Há consenso de que a vida humana deve ser protegida, mas nem todos concordam que a decisão pelo aborto seja o mesmo que a decisão pelo assassinato de uma criança indefesa. Ser contra o aborto não é, necessariamente, ser a favor de sua definição legal como delito. O exercício do Poder Legislativo de seleção de condutas que deverão constituir crime não se confunde com o poder de impor convicções éticas, religiosas ou morais.
Se o princípio da legalidade não se satisfaz com a mera obediência de ordem formal, é inegável a existência de um conteúdo normativo que necessita de aprovação social como condição de legitimidade do Direito. Não é legítimo um direito que contraria a realidade social dos fatos e se mostra incapaz de afetar o resultado a que se propõe impedir. Ao proibicionismo não se pode atribuir eficácia no sentido da redução do aborto. É, isto sim, responsável, em parte, pelo aumento do índice de criminalidade e, sobretudo, pela morte de mulheres pobres que não podem pagar por serviços médicos particulares (é a terceira causa de mortalidade entre a população feminina).

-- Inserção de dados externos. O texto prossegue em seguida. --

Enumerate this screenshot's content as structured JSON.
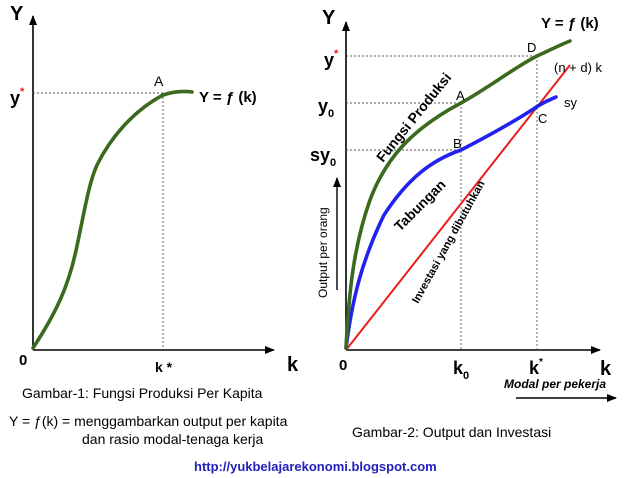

Quando a incriminação de um comportamento deixa de corresponder à opinião de uma grande massa de cidadãos, desaparece a justificativa democrática para manutenção da lei. Se, por hipótese, ainda que absurda, o cumprimento geral do preceito penal fosse possível, por qualquer razão, poder-se-ia falar em mais justiça para todos os envolvidos? Os efeitos de um suposto acatamento absoluto à lei penal seriam positivos em todos os casos? Haveria apenas uma minoria prejudicada?
Por incrível que possa parecer aos mais desavisados, a legalização do aborto é o primeiro passo no sentido da redução de sua incidência e pode contribuir para com a melhoria das condições de saúde de mulheres e crianças brasileiras. O problema só pode ser visto em sua verdadeira dimensão se o rótulo criminal for retirado e a mulher puder falar de seu lugar próprio, fora das quatro paredes de uma sala de interrogatório.